Building a solid foundation

by Maggie Tang

News every month from the world of academia

Mimi Chan
programme officer
School of Continuing and Professional Education
City University of Hong Kong
Photo: Johnny Kwok

In a fast moving, competitive and globalised environment, up-to-date knowledge is crucial to stay ahead and continuous education has therefore become essential, although needs vary.

To help keen learners wishing to obtain management knowledge and a springboard for further studies, the School of Continuing and Professional Education (SCOPE) of City University of Hong Kong (CityU) is offering a Diploma in Management Studies (DMS) programme. "The programme is specially designed to upgrade participants' qualifications so that they can opt for further bachelor's degree studies afterwards," says programme officer Mimi Chan.
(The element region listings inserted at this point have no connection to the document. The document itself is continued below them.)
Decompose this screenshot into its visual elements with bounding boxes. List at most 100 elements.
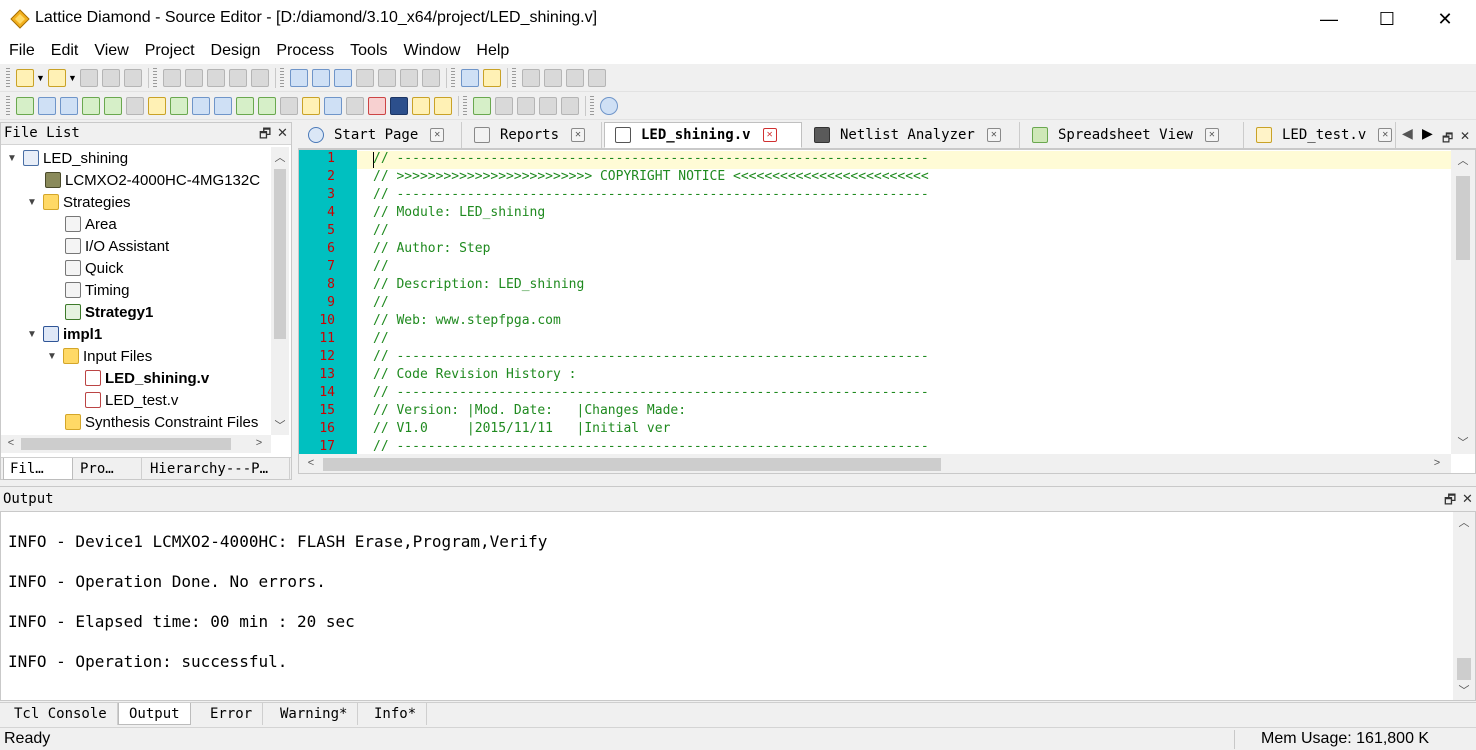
output-console[interactable]: INFO - Device1 LCMXO2-4000HC: FLASH Eras… <box>0 511 1476 701</box>
minimize-button[interactable]: — <box>1306 0 1352 38</box>
toolbar-grip[interactable] <box>512 67 516 88</box>
restore-icon[interactable]: 🗗 <box>1442 129 1453 150</box>
menu-tools[interactable]: Tools <box>342 38 395 64</box>
zoom-fit-icon[interactable] <box>400 68 418 87</box>
analyzer-icon[interactable] <box>390 96 408 115</box>
tab-led-shining-v[interactable]: LED_shining.v ✕ <box>604 122 802 148</box>
reveal-icon[interactable] <box>368 96 386 115</box>
memory-icon[interactable] <box>280 96 298 115</box>
tab-info[interactable]: Info* <box>364 703 428 725</box>
redo-icon[interactable] <box>185 68 203 87</box>
tab-output[interactable]: Output <box>118 703 191 725</box>
zoom-area-icon[interactable] <box>422 68 440 87</box>
close-icon[interactable]: ✕ <box>1462 491 1473 507</box>
tree-item-input-files[interactable]: ▼ Input Files <box>45 345 152 367</box>
close-icon[interactable]: ✕ <box>571 128 586 142</box>
close-icon[interactable]: ✕ <box>277 125 288 141</box>
editor-horizontal-scrollbar[interactable]: < > <box>299 454 1451 473</box>
chevron-down-icon[interactable]: ▼ <box>36 73 45 83</box>
tree-item-strategy-quick[interactable]: Quick <box>47 257 123 279</box>
tree-item-strategies[interactable]: ▼ Strategies <box>25 191 131 213</box>
menu-window[interactable]: Window <box>396 38 469 64</box>
script-icon[interactable] <box>324 96 342 115</box>
tree-item-strategy1[interactable]: Strategy1 <box>47 301 153 323</box>
refresh-icon[interactable] <box>566 68 584 87</box>
paste-icon[interactable] <box>251 68 269 87</box>
editor-vertical-scrollbar[interactable]: ︿ ﹀ <box>1451 150 1475 454</box>
print-icon[interactable] <box>124 68 142 87</box>
scroll-up-icon[interactable]: ︿ <box>1456 514 1472 530</box>
package-view-icon[interactable] <box>38 96 56 115</box>
chevron-down-icon[interactable]: ▼ <box>25 197 39 208</box>
zoom-out-icon[interactable] <box>378 68 396 87</box>
toolbar-grip[interactable] <box>451 67 455 88</box>
scrollbar-thumb[interactable] <box>323 458 941 471</box>
tree-item-project[interactable]: ▼ LED_shining <box>5 147 128 169</box>
close-window-button[interactable]: ✕ <box>1422 0 1468 38</box>
layout-left-icon[interactable] <box>473 96 491 115</box>
tab-led-test-v[interactable]: LED_test.v ✕ <box>1246 122 1396 148</box>
tab-scroll-left-icon[interactable]: ◀ <box>1402 125 1413 142</box>
scroll-down-icon[interactable]: ﹀ <box>1455 434 1471 450</box>
scrollbar-thumb[interactable] <box>274 169 286 339</box>
toolbar-grip[interactable] <box>463 95 467 116</box>
chevron-down-icon[interactable]: ▼ <box>45 351 59 362</box>
layout-tile-icon[interactable] <box>561 96 579 115</box>
image-view-icon[interactable] <box>483 68 501 87</box>
close-icon[interactable]: ✕ <box>1204 128 1219 142</box>
tab-warning[interactable]: Warning* <box>270 703 359 725</box>
scroll-up-icon[interactable]: ︿ <box>272 149 288 165</box>
close-icon[interactable]: ✕ <box>762 128 777 142</box>
tab-scroll-right-icon[interactable]: ▶ <box>1422 125 1433 142</box>
settings-icon[interactable] <box>346 96 364 115</box>
power-icon[interactable] <box>192 96 210 115</box>
simulation-icon[interactable] <box>258 96 276 115</box>
tab-reports[interactable]: Reports ✕ <box>464 122 602 148</box>
scrollbar-thumb[interactable] <box>1457 658 1471 680</box>
table-icon[interactable] <box>312 68 330 87</box>
tab-spreadsheet-view[interactable]: Spreadsheet View ✕ <box>1022 122 1244 148</box>
scroll-left-icon[interactable]: < <box>3 437 19 449</box>
device-view-icon[interactable] <box>60 96 78 115</box>
tree-item-device[interactable]: LCMXO2-4000HC-4MG132C <box>27 169 260 191</box>
menu-project[interactable]: Project <box>137 38 203 64</box>
tab-tcl-console[interactable]: Tcl Console <box>4 703 118 725</box>
tree-item-strategy-area[interactable]: Area <box>47 213 117 235</box>
menu-edit[interactable]: Edit <box>43 38 87 64</box>
menu-process[interactable]: Process <box>268 38 342 64</box>
physical-view-icon[interactable] <box>214 96 232 115</box>
tree-item-impl1[interactable]: ▼ impl1 <box>25 323 102 345</box>
close-icon[interactable]: ✕ <box>1378 128 1393 142</box>
tab-file-list[interactable]: Fil… <box>3 458 73 480</box>
run-icon[interactable] <box>544 68 562 87</box>
save-icon[interactable] <box>80 68 98 87</box>
menu-view[interactable]: View <box>86 38 136 64</box>
maximize-button[interactable]: ☐ <box>1364 0 1410 38</box>
zoom-in-icon[interactable] <box>356 68 374 87</box>
restore-icon[interactable]: 🗗 <box>259 125 271 147</box>
scroll-down-icon[interactable]: ﹀ <box>272 417 288 433</box>
step-icon[interactable] <box>522 68 540 87</box>
spreadsheet-tool-icon[interactable] <box>16 96 34 115</box>
toolbar-grip[interactable] <box>153 67 157 88</box>
floorplan-icon[interactable] <box>104 96 122 115</box>
scroll-right-icon[interactable]: > <box>1429 457 1445 469</box>
layout-split-icon[interactable] <box>495 96 513 115</box>
menu-file[interactable]: File <box>1 38 43 64</box>
netlist-analyzer-icon[interactable] <box>82 96 100 115</box>
tree-vertical-scrollbar[interactable]: ︿ ﹀ <box>271 147 289 435</box>
menu-help[interactable]: Help <box>468 38 517 64</box>
new-file-icon[interactable] <box>16 68 34 87</box>
scroll-right-icon[interactable]: > <box>251 437 267 449</box>
scrollbar-thumb[interactable] <box>1456 176 1470 260</box>
globe-icon[interactable] <box>600 96 618 115</box>
debug-icon[interactable] <box>302 96 320 115</box>
chip-icon[interactable] <box>126 96 144 115</box>
close-icon[interactable]: ✕ <box>986 128 1001 142</box>
output-vertical-scrollbar[interactable]: ︿ ﹀ <box>1453 512 1475 700</box>
list-view-icon[interactable] <box>461 68 479 87</box>
close-icon[interactable]: ✕ <box>430 128 445 142</box>
route-icon[interactable] <box>236 96 254 115</box>
save-all-icon[interactable] <box>102 68 120 87</box>
tree-horizontal-scrollbar[interactable]: < > <box>1 435 271 453</box>
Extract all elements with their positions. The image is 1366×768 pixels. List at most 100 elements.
SCOPE's DMS programme links with top-up degree programmes offered in Hong Kong by two UK-based universities, De Montfort University and University of Wolverhampton. This "progression path" has been well received by students, says Ms Chan, adding, "Our students are working adults who missed the chance to receive a university education in the past. Many of them intend to obtain a bachelor's degree once they have their DMS, as they realise that academic qualifications can help them in their professional development."

Apart from making top-up programmes accessible, the DMS programme, which essentially consists of two parts, also offers plenty of flexibility. Besides the diploma-level studies already mentioned, it also offers a foundation certificate level (FCMS) for mature students or candidates who are applying based on their HKCEE (or equivalent) results. Once students have completed the FCMS, they can then move on to the DMS level. Candidates who already have higher academic qualifications may enter the DMS programme directly.

The two-part structure of the programme serves to make it available to a larger audience. The FCMS part comprises three courses (Introduction to business organisations, Business and its environment; and English academic skills) to prepare students for further academic study. The DMS part includes 10 compulsory and three elective courses. Students can choose to concentrate on one of four areas: marketing, human resources management, logistics management or public administration. In response to the market demand, more specialisations are to be launched next year.

A distinctive feature of the programme is that it offers soft skill workshops in addition to required modules, Ms Chan points out. "The programme exposes students to basic management knowledge, which includes harder skills, as well as soft skills such as critical problem solving," she adds.

To avoid the pitfall of "inert knowledge" (learned information that one can express but is unable to apply practically), the programme includes a personal learning portfolio course, which aims to develop students' aptitude, competence and study skills for effective lifelong learning and career development. "Feedback from students indicate that they find it very helpful," remarks Ms Chan.

The DMS programme is a two-year, part-time programme. Classes are conducted on weekday evenings and weekends to fit into working adults' busy schedules. To maximise learning outcomes, assessments are based both on continuous assessments including coursework and examinations.